The oncologist's job has gotten more complicated at every turn, especially as alongside a dizzying variety of potential combinations, sequences and so on, the original option (do nothing at all) is still on the table and must always be entertained.
Me

Marketers charged with launching a new drug must acknowledge that they are automatically complicating the customer's working life.  Doctors understand that part of the job of medicine is to understand all of the available options, which in a launch-heavy specialty like oncology can seem like a full-time job on its own.  Time-poor doctors will often actively resent the advent of a new therapy, especially if it doesn't represent an immediate and obvious medical advance.  There has to be clear communication that this additional complexity is justified by a worthwhile improvement in clinical outcome for a sub-cohort of patients.

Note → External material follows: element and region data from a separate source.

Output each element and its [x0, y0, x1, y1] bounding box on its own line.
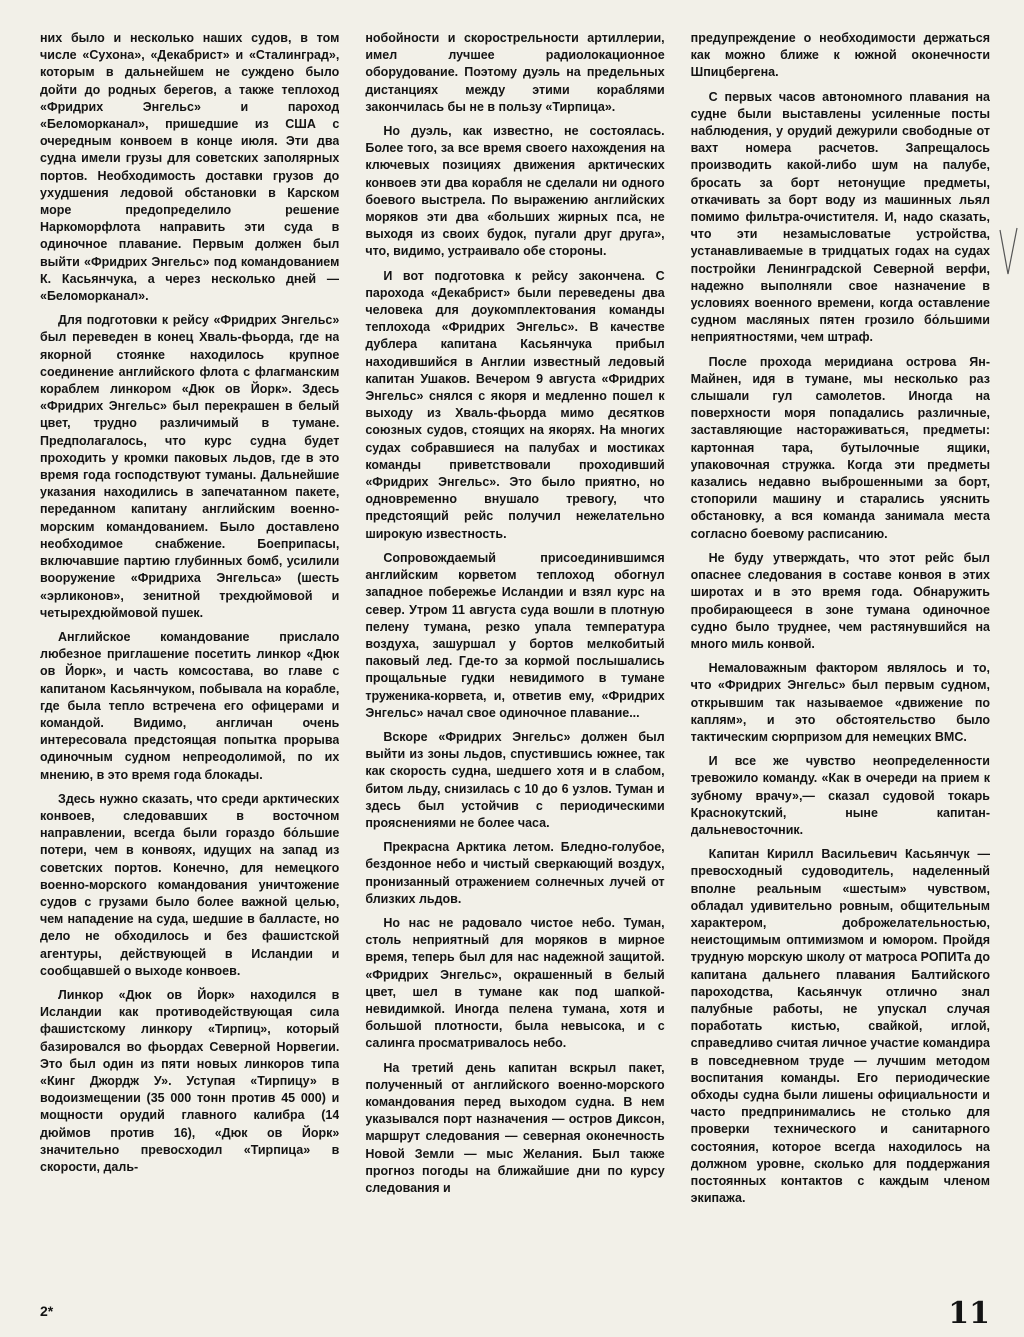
- paragraph: После прохода меридиана острова Ян-Майнен, идя в тумане, мы несколько раз слышали гул самолетов. Иногда на поверхности моря попадались различные, заставляющие настораживаться, предметы: картонная тара, бутылочные ящики, упаковочная стружка. Когда эти предметы казались недавно выброшенными за борт, стопорили машину и старались уяснить обстановку, а вся команда занимала места согласно боевому расписанию.: [690, 354, 990, 541]
- paragraph: Сопровождаемый присоединившимся английским корветом теплоход обогнул западное побережье Исландии и взял курс на север. Утром 11 августа суда вошли в плотную пелену тумана, резко упала температура воздуха, зашуршал у бортов мелкобитый паковый лед. Где-то за кормой послышались прощальные гудки невидимого в тумане труженика-корвета, и, ответив ему, «Фридрих Энгельс» начал свое одиночное плавание...: [365, 550, 665, 720]
- text-column-1: [40, 30, 339, 1300]
- paragraph: Но дуэль, как известно, не состоялась. Более того, за все время своего нахождения на ключевых позициях движения арктических конвоев эти два корабля не сделали ни одного боевого выстрела. По выражению английских моряков эти два «больших жирных пса, не выходя из своих будок, пугали друг друга», что, видимо, устраивало обе стороны.: [365, 124, 665, 259]
- paragraph: Но нас не радовало чистое небо. Туман, столь неприятный для моряков в мирное время, теперь был для нас надежной защитой. «Фридрих Энгельс», окрашенный в белый цвет, шел в тумане как под шапкой-невидимкой. Иногда пелена тумана, хотя и большой плотности, была невысока, и с салинга просматривалось небо.: [365, 915, 665, 1051]
- paragraph: Капитан Кирилл Васильевич Касьянчук — превосходный судоводитель, наделенный вполне реальным «шестым» чувством, обладал удивительно ровным, общительным характером, доброжелательностью, неистощимым оптимизмом и юмором. Пройдя трудную морскую школу от матроса РОПИТа до капитана дальнего плавания Балтийского пароходства, Касьянчук отлично знал палубные работы, не упускал случая поработать кистью, свайкой, иглой, справедливо считая личное участие командира в повседневном труде — лучшим методом воспитания команды. Его периодические обходы судна были лишены официальности и часто предпринимались не столько для проверки технического и санитарного состояния, которое всегда находилось на должном уровне, сколько для поддержания постоянных контактов с каждым членом экипажа.: [690, 847, 990, 1206]
- paragraph: нобойности и скорострельности артиллерии, имел лучшее радиолокационное оборудование. Поэтому дуэль на предельных дистанциях между этими кораблями закончилась бы не в пользу «Тирпица».: [365, 31, 665, 114]
- paragraph: Немаловажным фактором являлось и то, что «Фридрих Энгельс» был первым судном, открывшим так называемое «движение по каплям», и это обстоятельство было тактическим сюрпризом для немецких ВМС.: [690, 661, 990, 744]
- paragraph: предупреждение о необходимости держаться как можно ближе к южной оконечности Шпицбергена.: [690, 31, 990, 80]
- paragraph: Вскоре «Фридрих Энгельс» должен был выйти из зоны льдов, спустившись южнее, так как скорость судна, шедшего хотя и в слабом, битом льду, снизилась с 10 до 6 узлов. Туман и здесь был устойчив с периодическими прояснениями не более часа.: [365, 729, 665, 830]
- paragraph: Линкор «Дюк ов Йорк» находился в Исландии как противодействующая сила фашистскому линкору «Тирпиц», который базировался во фьордах Северной Норвегии. Это был один из пяти новых линкоров типа «Кинг Джордж У». Уступая «Тирпицу» в водоизмещении (35 000 тонн против 45 000) и мощности орудий главного калибра (14 дюймов против 16), «Дюк ов Йорк» значительно превосходил «Тирпица» в скорости, даль-: [40, 987, 340, 1174]
- paragraph: Здесь нужно сказать, что среди арктических конвоев, следовавших в восточном направлении, всегда были гораздо бо́льшие потери, чем в конвоях, идущих на запад из советских портов. Конечно, для немецкого военно-морского командования уничтожение судов с грузами было более важной целью, чем нападение на суда, шедшие в балласте, но дело не обходилось и без фашистской агентуры, действующей в Исландии и сообщавшей о выходе конвоев.: [40, 791, 340, 978]
- paragraph: них было и несколько наших судов, в том числе «Сухона», «Декабрист» и «Сталинград», которым в дальнейшем не суждено было дойти до родных берегов, а также теплоход «Фридрих Энгельс» и пароход «Беломорканал», пришедшие из США с очередным конвоем в конце июля. Эти два судна имели грузы для советских заполярных портов. Необходимость доставки грузов до ухудшения ледовой обстановки в Карском море предопределило решение Наркоморфлота направить эти суда в одиночное плавание. Первым должен был выйти «Фридрих Энгельс» под командованием К. Касьянчука, а через несколько дней — «Беломорканал».: [40, 31, 340, 304]
- paragraph: С первых часов автономного плавания на судне были выставлены усиленные посты наблюдения, у орудий дежурили свободные от вахт номера расчетов. Запрещалось производить какой-либо шум на палубе, бросать за борт нетонущие предметы, откачивать за борт воду из машинных льял помимо фильтра-очистителя. И, надо сказать, что эти незамысловатые устройства, устанавливаемые в тридцатых годах на судах постройки Ленинградской Северной верфи, надежно выполняли свое назначение в условиях военного времени, когда оставление судном масляных пятен грозило бо́льшими неприятностями, чем штраф.: [690, 89, 990, 345]
- margin-pencil-mark: [998, 226, 1020, 286]
- article-page: [40, 30, 990, 1300]
- text-column-2: [365, 30, 664, 1300]
- paragraph: На третий день капитан вскрыл пакет, полученный от английского военно-морского командования перед выходом судна. В нем указывался порт назначения — остров Диксон, маршрут следования — северная оконечность Новой Земли — мыс Желания. Был также прогноз погоды на ближайшие дни по курсу следования и: [365, 1060, 665, 1195]
- paragraph: И все же чувство неопределенности тревожило команду. «Как в очереди на прием к зубному врачу»,— сказал судовой токарь Краснокутский, ныне капитан-дальневосточник.: [690, 754, 990, 837]
- paragraph: И вот подготовка к рейсу закончена. С парохода «Декабрист» были переведены два человека для доукомплектования команды теплохода «Фридрих Энгельс». В качестве дублера капитана Касьянчука прибыл находившийся в Англии известный ледовый капитан Ушаков. Вечером 9 августа «Фридрих Энгельс» снялся с якоря и медленно пошел к выходу из Хваль-фьорда мимо десятков союзных судов, стоящих на якорях. На многих судах собравшиеся на палубах и мостиках команды приветствовали проходивший «Фридрих Энгельс». Это было приятно, но одновременно внушало тревогу, что предстоящий рейс получил нежелательно широкую известность.: [365, 268, 665, 541]
- paragraph: Не буду утверждать, что этот рейс был опаснее следования в составе конвоя в этих широтах и в это время года. Обнаружить пробирающееся в зоне тумана одиночное судно было труднее, чем растянувшийся на много миль конвой.: [690, 550, 990, 651]
- paragraph: Английское командование прислало любезное приглашение посетить линкор «Дюк ов Йорк», и часть комсостава, во главе с капитаном Касьянчуком, побывала на корабле, где была тепло встречена его офицерами и командой. Видимо, англичан очень интересовала предстоящая попытка прорыва одиночным судном непреодолимой, по их мнению, в это время года блокады.: [40, 629, 340, 782]
- text-column-3: [691, 30, 990, 1300]
- signature-mark: 2*: [40, 1303, 54, 1319]
- paragraph: Для подготовки к рейсу «Фридрих Энгельс» был переведен в конец Хваль-фьорда, где на якорной стоянке находилось крупное соединение английского флота с флагманским кораблем линкором «Дюк ов Йорк». Здесь «Фридрих Энгельс» был перекрашен в белый цвет, трудно различимый в тумане. Предполагалось, что курс судна будет проходить у кромки паковых льдов, где в это время года господствуют туманы. Дальнейшие указания находились в запечатанном пакете, переданном капитану английским военно-морским командованием. Было доставлено необходимое снабжение. Боеприпасы, включавшие партию глубинных бомб, усилили вооружение «Фридриха Энгельса» (шесть «эрликонов», зенитной трехдюймовой и четырехдюймовой пушек.: [40, 313, 340, 620]
- paragraph: Прекрасна Арктика летом. Бледно-голубое, бездонное небо и чистый сверкающий воздух, пронизанный отражением солнечных лучей от близких льдов.: [365, 840, 665, 906]
- page-number: 11: [948, 1296, 990, 1331]
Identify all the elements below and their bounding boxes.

Inexperienced marketers tend to focus on the novelty of the treatment (hence the proliferation of messages around 'mode of action', etc.) whereas the key word is sub-cohort.  Because we now know too much about genetics to take an undifferentiated approach to therapy disease, no cancer drug will ever again be right for all patients.

We are in the business of increasing complexity in the world and we need to embrace it.  It is the inevitable consequence of a defined population of cancer sufferers getting better treatment today than yesterday.